不動産の価格ですが、2005年から2008年のリーマンショックまでは新築・中古に関わらず不動産が買いあさられ、「不動産ミニバブル」と呼ばれました。その後リーマンショックの影響で下落しますが、2013年頃からアベノミクスや東京オリンピック開催の影響により上昇に転じます。2019年も価格上昇は続き、新築マンションの平均価格は1990年代のバブル期に続く史上2番目まで上昇しました。
さて直近の2020年以降ですが、マンションの価格は変わらず上昇傾向にあります。マンション価格は上昇し続けているので、今のうちに売却すれば比較的高く売却ができるかもしれません。しかし不動産価格は常に変動を続けているので、下がる可能性もあります。
相続したマンションを今すぐに売却するデメリット
相続後すぐにマンションを手放して後悔するケースもあります。どのような場合に損が出やすいのかみていきましょう。
収益が得られなくなる
マンションをうまく運用すれば、収入を得ることが可能です。もしも人に貸すことができれば、維持費を相殺する以上の、安定した収入を得られるかもしれません。
しかし不動産の運用には、費用や手間がかかるのも事実です。人に貸すためには、リフォームや修繕をする必要があるかもしれませんし、不動産会社を通して入居者を探す必要も出てきます。
入居者が決まらない、建物や設備の劣化・故障、入居者のトラブルや災害が起きた場合のリスクなども考えた上で、マンションを慎重に運用する必要があります。
タイミングを間違えると大きな損失になる
マンションを手放す時期を間違えると、後悔することがあります。
例えばマンション周辺が再開発地域だった場合を考えてみましょう。再開発の工事が完了すると、通常周辺の不動産価格は上昇します。もしも価格が上昇する前にマンションを売却をしていたら、「あのときに売るんじゃなかった」と後悔するでしょう。またマンションの賃貸価格も高くなるので、マンションを人に貸して上手に運用すれば、より多くの収入が得られたはずです。
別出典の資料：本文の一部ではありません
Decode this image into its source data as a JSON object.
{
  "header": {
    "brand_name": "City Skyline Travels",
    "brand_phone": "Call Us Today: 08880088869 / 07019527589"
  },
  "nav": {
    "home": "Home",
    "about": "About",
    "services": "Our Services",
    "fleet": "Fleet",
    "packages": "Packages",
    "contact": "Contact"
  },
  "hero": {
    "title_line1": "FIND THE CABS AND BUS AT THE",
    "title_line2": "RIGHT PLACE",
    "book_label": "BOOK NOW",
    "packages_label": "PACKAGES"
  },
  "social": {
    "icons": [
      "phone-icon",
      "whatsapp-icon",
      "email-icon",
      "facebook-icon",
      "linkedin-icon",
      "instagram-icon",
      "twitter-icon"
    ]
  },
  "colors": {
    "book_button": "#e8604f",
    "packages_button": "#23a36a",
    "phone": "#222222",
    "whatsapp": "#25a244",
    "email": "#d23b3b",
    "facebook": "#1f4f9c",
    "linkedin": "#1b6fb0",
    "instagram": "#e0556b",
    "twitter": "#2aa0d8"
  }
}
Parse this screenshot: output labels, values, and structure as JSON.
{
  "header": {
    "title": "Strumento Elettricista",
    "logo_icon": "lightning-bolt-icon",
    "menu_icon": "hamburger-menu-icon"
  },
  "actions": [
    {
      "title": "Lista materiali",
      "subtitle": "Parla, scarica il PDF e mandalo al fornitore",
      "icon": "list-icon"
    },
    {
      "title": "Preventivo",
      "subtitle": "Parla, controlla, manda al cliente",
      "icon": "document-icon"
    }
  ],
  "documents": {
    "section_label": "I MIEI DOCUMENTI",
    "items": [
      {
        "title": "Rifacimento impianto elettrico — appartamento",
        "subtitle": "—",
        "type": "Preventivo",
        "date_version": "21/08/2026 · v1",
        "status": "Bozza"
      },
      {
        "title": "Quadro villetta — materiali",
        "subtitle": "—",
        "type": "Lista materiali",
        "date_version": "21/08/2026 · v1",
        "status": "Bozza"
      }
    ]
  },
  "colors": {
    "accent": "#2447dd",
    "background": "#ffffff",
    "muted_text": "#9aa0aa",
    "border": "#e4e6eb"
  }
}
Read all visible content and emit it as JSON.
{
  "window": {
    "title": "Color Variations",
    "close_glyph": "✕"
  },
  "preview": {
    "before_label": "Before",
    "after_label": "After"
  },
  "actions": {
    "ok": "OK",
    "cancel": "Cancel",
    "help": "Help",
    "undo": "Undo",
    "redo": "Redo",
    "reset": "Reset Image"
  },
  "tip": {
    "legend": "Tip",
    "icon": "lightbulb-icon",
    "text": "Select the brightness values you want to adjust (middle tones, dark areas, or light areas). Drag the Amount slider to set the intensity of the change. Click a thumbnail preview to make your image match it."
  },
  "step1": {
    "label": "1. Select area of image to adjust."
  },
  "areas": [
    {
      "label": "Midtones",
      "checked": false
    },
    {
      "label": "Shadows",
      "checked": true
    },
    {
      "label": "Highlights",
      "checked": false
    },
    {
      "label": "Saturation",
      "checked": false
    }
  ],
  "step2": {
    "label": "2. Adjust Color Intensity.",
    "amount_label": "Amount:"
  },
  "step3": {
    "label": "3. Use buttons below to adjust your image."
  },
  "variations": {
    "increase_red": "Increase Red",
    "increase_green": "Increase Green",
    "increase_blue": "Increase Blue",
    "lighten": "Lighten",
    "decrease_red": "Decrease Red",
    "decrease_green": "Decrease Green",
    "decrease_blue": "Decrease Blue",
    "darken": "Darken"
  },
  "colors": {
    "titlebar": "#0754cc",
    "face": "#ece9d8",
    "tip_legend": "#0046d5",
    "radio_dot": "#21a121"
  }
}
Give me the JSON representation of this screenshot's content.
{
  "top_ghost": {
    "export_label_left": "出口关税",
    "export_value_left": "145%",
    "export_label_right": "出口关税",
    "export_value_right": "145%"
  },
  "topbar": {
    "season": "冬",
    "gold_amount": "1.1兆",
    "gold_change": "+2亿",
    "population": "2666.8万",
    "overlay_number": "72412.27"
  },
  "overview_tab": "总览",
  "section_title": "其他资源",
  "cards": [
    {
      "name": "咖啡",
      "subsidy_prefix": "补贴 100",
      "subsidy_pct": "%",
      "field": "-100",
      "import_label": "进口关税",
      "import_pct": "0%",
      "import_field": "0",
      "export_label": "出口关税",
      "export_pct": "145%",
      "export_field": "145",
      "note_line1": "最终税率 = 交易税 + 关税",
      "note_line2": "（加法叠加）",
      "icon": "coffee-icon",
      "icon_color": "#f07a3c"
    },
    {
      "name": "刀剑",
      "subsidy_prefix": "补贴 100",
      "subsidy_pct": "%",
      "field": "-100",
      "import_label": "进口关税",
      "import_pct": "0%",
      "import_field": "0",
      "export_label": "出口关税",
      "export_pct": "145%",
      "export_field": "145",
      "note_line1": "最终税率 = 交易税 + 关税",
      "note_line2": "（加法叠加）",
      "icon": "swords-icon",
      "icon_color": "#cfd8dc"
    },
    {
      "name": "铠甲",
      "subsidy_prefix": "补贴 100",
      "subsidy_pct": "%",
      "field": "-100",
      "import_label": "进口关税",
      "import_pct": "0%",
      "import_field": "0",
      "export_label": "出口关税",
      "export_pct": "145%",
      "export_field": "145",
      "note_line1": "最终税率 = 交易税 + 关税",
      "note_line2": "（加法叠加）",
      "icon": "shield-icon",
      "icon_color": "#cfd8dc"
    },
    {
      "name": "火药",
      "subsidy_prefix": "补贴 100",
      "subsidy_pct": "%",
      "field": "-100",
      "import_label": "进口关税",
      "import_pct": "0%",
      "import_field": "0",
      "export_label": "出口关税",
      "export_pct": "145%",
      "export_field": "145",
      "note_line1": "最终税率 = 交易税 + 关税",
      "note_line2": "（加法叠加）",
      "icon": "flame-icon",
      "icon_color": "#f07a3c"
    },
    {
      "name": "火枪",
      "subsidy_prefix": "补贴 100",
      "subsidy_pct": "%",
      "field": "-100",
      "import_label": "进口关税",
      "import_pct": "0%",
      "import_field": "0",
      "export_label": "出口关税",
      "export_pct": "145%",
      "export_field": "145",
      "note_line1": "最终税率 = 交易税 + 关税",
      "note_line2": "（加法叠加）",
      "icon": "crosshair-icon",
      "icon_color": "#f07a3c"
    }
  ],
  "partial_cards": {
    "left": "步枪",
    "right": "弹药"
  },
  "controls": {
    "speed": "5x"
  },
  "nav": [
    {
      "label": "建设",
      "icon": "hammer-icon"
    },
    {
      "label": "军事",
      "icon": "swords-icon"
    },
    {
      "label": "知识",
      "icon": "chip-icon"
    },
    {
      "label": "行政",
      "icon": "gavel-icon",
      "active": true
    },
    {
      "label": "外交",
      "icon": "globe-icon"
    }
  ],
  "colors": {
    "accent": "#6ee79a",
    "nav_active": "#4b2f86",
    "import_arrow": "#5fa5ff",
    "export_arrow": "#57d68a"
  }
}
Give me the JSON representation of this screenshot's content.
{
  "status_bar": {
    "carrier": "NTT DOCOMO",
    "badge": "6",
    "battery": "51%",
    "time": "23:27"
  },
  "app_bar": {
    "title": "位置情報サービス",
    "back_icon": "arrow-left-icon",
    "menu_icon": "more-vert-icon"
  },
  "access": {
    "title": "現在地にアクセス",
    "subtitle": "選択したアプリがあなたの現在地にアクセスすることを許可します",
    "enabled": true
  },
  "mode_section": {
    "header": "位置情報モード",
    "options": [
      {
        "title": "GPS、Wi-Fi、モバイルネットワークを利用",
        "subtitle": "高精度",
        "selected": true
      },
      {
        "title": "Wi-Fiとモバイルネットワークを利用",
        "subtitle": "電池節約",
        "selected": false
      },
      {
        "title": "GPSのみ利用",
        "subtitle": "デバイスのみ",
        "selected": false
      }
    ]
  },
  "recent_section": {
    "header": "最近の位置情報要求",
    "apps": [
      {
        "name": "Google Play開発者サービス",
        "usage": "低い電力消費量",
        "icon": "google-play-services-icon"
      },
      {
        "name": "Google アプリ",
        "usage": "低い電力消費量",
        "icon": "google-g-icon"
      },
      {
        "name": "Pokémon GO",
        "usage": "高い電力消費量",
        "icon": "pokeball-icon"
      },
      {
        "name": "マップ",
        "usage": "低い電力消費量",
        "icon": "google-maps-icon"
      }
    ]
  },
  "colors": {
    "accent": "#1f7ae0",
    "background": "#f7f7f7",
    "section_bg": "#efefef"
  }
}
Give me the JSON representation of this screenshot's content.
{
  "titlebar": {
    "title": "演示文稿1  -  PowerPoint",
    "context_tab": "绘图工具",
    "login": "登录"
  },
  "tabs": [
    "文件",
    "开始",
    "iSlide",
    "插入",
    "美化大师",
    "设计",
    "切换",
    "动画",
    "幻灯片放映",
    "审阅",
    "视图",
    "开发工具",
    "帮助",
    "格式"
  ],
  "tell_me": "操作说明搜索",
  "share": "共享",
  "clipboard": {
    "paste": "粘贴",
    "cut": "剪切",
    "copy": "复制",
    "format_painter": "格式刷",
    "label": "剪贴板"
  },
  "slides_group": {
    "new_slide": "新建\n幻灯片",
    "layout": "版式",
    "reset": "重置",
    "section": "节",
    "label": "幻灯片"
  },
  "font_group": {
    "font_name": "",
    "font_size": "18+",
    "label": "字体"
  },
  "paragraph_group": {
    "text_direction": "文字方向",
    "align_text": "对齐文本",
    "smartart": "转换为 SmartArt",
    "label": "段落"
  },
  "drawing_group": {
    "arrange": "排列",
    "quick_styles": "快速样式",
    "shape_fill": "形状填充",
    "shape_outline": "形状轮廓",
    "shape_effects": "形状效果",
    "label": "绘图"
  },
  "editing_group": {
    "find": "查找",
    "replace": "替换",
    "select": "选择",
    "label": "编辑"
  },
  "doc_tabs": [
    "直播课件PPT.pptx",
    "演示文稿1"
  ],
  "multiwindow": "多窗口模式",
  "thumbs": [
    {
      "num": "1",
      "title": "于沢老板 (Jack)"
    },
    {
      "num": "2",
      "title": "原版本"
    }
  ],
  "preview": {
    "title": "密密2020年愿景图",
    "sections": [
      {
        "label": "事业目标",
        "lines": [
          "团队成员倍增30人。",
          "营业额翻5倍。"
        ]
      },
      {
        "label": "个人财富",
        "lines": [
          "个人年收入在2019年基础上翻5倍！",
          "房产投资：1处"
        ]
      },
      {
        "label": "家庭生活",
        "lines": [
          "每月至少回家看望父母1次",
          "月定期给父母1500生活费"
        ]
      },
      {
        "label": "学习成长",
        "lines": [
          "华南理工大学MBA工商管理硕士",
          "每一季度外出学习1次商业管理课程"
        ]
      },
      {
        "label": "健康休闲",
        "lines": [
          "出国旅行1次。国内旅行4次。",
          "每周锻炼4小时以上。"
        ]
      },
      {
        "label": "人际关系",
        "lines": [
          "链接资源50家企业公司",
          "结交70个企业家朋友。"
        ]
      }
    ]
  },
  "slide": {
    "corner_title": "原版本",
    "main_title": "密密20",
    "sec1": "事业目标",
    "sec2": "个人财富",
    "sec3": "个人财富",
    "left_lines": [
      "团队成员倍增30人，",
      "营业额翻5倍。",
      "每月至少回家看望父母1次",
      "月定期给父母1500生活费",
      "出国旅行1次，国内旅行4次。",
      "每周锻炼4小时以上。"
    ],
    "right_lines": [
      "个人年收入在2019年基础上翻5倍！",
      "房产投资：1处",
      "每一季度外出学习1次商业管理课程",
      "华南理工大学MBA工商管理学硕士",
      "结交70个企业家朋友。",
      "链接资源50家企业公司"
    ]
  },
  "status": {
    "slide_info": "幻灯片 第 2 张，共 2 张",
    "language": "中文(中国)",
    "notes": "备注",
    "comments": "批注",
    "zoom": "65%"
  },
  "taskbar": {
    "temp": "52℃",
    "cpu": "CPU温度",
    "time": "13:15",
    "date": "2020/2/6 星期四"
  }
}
マンションを売却しようと思ったら、自分自身でも情報を集める必要があります。不動産会社の担当者のいいなりにならず、適正価格や売却のタイミングを自分で見極められるよう、情報収集をしっかり行いましょう。
相続したマンションを売却する時のポイント
マンション売却は、ポイントを押さえれば高く売却することも可能です。ここでは売却時のコツについて解説します。
相続やマンション賃貸に詳しい不動産会社を選ぶ
不動産会社には、それぞれ得意分野があります。その土地に詳しい担当者がいる不動産会社もあれば、マンション売却に強い不動産会社もあります。
相続マンションの売却を考えているのならば、相続物件に詳しい不動産会社に依頼するとよいでしょう。不明な点があり相談したいときに、相続に必要となる手続きのサポートをしてくれる可能性があります。
また売却をするか、賃貸として人に貸し出すか決めかねているのならば、賃貸に詳しい不動産会社にしておくと安心できます。
どちらにしても、不動産会社に査定を依頼する段階で最初から1社に絞り込むのは危険です。複数の不動産会社を回ったりインターネットの無料一括査定サービスを活用したりして、自分にとって最適なサービスを提供してくれる不動産会社を選びましょう。
立地条件やマンションで売却方法を決める
仲介にするか、買取にするかで悩んでいるのならば、物件の立地を元に検討してみましょう。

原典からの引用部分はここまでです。